1
votes

I want to get a list of top-level children nodes from an HTML string. Using PHP's DomDocument, I tried the following:

$html = new DomDocument();
$html->loadHTML('<p>One</p><p>Two</p><p>Three</p>');
foreach( $html->childNodes as $node ) {
    echo $node->nodeName . ':' . $node->nodeValue. '<br>';
}

Unfortunately, the output I get is

html:
html:OneTwoThree

Where what I want is something like

paragraph: One
paragraph: Two
paragraph: Three

Am I missing something? PHP documentation isn't of much help. I tried on PHPTester using different PHP versions and still get the same result.

2

2 Answers

1
votes

Remember that DomDocument creates an entire dom document not just a fragment of one, so you p elements should be in the body elements.

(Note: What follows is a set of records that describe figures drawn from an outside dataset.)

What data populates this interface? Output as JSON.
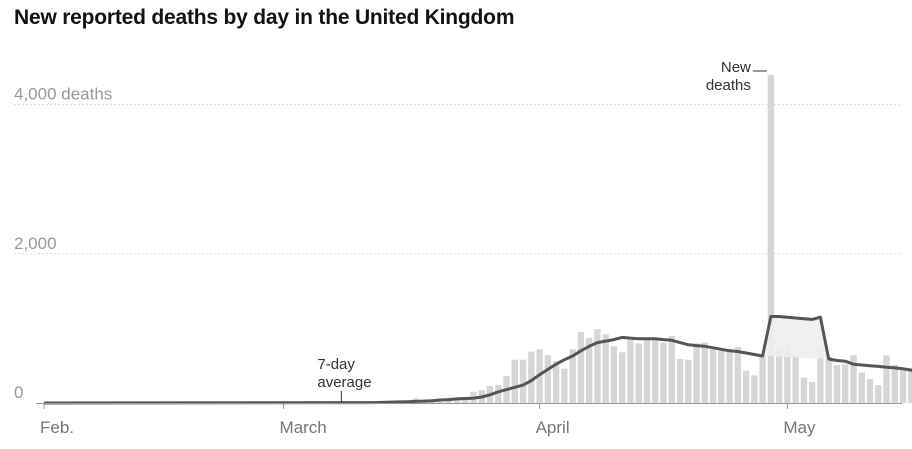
{
  "title": "New reported deaths by day in the United Kingdom",
  "chart_data": {
    "type": "bar",
    "title": "New reported deaths by day in the United Kingdom",
    "xlabel": "",
    "ylabel": "",
    "ylim": [
      0,
      4500
    ],
    "y_ticks": [
      {
        "value": 0,
        "label": "0"
      },
      {
        "value": 2000,
        "label": "2,000"
      },
      {
        "value": 4000,
        "label": "4,000 deaths"
      }
    ],
    "x_ticks": [
      {
        "date": "2020-02-01",
        "label": "Feb."
      },
      {
        "date": "2020-03-01",
        "label": "March"
      },
      {
        "date": "2020-04-01",
        "label": "April"
      },
      {
        "date": "2020-05-01",
        "label": "May"
      }
    ],
    "grid": true,
    "x_dates": [
      "2020-03-11",
      "2020-03-12",
      "2020-03-13",
      "2020-03-14",
      "2020-03-15",
      "2020-03-16",
      "2020-03-17",
      "2020-03-18",
      "2020-03-19",
      "2020-03-20",
      "2020-03-21",
      "2020-03-22",
      "2020-03-23",
      "2020-03-24",
      "2020-03-25",
      "2020-03-26",
      "2020-03-27",
      "2020-03-28",
      "2020-03-29",
      "2020-03-30",
      "2020-03-31",
      "2020-04-01",
      "2020-04-02",
      "2020-04-03",
      "2020-04-04",
      "2020-04-05",
      "2020-04-06",
      "2020-04-07",
      "2020-04-08",
      "2020-04-09",
      "2020-04-10",
      "2020-04-11",
      "2020-04-12",
      "2020-04-13",
      "2020-04-14",
      "2020-04-15",
      "2020-04-16",
      "2020-04-17",
      "2020-04-18",
      "2020-04-19",
      "2020-04-20",
      "2020-04-21",
      "2020-04-22",
      "2020-04-23",
      "2020-04-24",
      "2020-04-25",
      "2020-04-26",
      "2020-04-27",
      "2020-04-28",
      "2020-04-29",
      "2020-04-30",
      "2020-05-01",
      "2020-05-02",
      "2020-05-03",
      "2020-05-04",
      "2020-05-05",
      "2020-05-06",
      "2020-05-07",
      "2020-05-08",
      "2020-05-09",
      "2020-05-10",
      "2020-05-11",
      "2020-05-12",
      "2020-05-13",
      "2020-05-14",
      "2020-05-15",
      "2020-05-16",
      "2020-05-17"
    ],
    "series": [
      {
        "name": "New deaths",
        "values": [
          2,
          2,
          10,
          14,
          20,
          20,
          60,
          40,
          30,
          50,
          60,
          50,
          80,
          150,
          170,
          230,
          240,
          360,
          580,
          580,
          690,
          720,
          640,
          560,
          460,
          720,
          950,
          870,
          990,
          920,
          760,
          680,
          860,
          800,
          850,
          850,
          810,
          900,
          590,
          580,
          800,
          810,
          720,
          700,
          720,
          750,
          430,
          370,
          640,
          4400,
          760,
          810,
          640,
          340,
          280,
          720,
          620,
          510,
          520,
          640,
          410,
          320,
          240,
          640,
          510,
          460,
          470,
          440
        ]
      },
      {
        "name": "7-day average",
        "values": [
          5,
          6,
          8,
          12,
          15,
          18,
          22,
          25,
          30,
          40,
          45,
          55,
          60,
          65,
          80,
          110,
          150,
          180,
          210,
          240,
          300,
          380,
          450,
          520,
          580,
          630,
          700,
          760,
          810,
          830,
          850,
          880,
          870,
          860,
          860,
          860,
          850,
          840,
          810,
          780,
          770,
          760,
          740,
          720,
          700,
          690,
          670,
          650,
          630,
          1160,
          1160,
          1150,
          1140,
          1130,
          1120,
          1150,
          590,
          570,
          560,
          520,
          510,
          500,
          490,
          480,
          470,
          460,
          440,
          410
        ]
      }
    ],
    "annotations": [
      {
        "series": "New deaths",
        "label_lines": [
          "New",
          "deaths"
        ]
      },
      {
        "series": "7-day average",
        "label_lines": [
          "7-day",
          "average"
        ]
      }
    ]
  }
}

foreach( $html->getElementsByTagName('body')->item(0)->childNodes as $node ) {
1
votes

You can use the getElementsByTagName() method:

$html = new DomDocument();
$html->loadHTML('<html><p>One</p><p>Two</p><p>Three</p></html>');
$nodes = $html->getElementsByTagName('p');
foreach($nodes as $node) {
    echo $node->nodeName . ':' . $node->nodeValue. '<br>';
}

// The above results in:
// p:One
// p:Two
// p:Three

I hope that's equivalent for your purposes.